MacGyver paused thoughtfully. "Well obviously he picks them for their beauty, not for their intelligence."

"Mac!" Rose squealed, punching his bicep. He grinned and tossed a towel over her head then rolled out of the way of her blind charge.

"Hey, Hey! Is that any way to treat an endangered species?" he chided playfully.

"You're not endangered, pal, you're doomed!"

"Careful--I'm a close personal friend of the head of the Phoenix Foundation--" he warned, getting to his feet and fishing for his jeans.

"I should have skinned you while I had the chance."

"You know, I think you did," after pulling on his pants, Mac peered over his shoulder at the rows of pink lines across his back. Contritely, Rose got up and kissed them gently. She slipped her arms around his waist and hugged him tightly from behind.

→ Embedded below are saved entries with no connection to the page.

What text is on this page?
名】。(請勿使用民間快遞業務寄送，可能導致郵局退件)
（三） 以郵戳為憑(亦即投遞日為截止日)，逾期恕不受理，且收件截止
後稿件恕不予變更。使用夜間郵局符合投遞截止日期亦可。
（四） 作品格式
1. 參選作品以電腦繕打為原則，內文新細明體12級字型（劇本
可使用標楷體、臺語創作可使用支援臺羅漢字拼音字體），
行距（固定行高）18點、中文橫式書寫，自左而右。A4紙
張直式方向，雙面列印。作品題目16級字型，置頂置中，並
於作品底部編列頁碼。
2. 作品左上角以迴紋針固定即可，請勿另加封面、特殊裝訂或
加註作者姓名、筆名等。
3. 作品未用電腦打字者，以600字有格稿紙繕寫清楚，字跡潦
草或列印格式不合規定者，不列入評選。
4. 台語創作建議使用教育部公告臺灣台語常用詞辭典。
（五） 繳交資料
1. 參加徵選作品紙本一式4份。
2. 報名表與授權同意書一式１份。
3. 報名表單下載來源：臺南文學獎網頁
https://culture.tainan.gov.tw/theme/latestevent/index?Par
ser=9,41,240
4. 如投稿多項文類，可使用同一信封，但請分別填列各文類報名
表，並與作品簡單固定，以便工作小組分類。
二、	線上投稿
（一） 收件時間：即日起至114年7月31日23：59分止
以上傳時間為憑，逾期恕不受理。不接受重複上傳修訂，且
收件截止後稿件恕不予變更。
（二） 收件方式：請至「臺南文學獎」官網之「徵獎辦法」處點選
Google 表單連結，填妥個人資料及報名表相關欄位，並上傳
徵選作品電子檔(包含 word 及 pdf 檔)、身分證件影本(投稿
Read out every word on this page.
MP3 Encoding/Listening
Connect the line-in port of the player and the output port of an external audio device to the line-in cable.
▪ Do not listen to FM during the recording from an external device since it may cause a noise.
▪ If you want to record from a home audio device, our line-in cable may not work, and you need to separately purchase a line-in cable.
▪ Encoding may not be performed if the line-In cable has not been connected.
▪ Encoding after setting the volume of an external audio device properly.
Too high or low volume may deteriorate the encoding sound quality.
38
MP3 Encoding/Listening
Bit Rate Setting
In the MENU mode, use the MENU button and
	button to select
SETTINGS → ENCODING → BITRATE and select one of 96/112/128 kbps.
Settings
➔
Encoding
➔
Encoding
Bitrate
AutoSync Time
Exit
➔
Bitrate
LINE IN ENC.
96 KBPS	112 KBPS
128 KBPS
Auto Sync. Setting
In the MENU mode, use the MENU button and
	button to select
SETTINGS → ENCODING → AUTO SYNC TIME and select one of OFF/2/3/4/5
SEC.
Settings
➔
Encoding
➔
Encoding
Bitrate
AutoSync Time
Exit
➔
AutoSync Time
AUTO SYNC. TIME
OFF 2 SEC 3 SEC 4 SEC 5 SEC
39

"You know how much I love you?"

"Enough to scar me for life?"

"Yep," she snorted. Mac looked over his shoulder at her.

"Come on cave woman, let's go collect the beast and think about cabinets. And Rose--?"

"Yes MacLover?"

"While we're in the process of coming to grips with mutually dangerous careers, go easy on me, huh? It's not that simple to capitulate," he added in a low voice.

"I know, " Rose sighed, smiling up at him. "I know."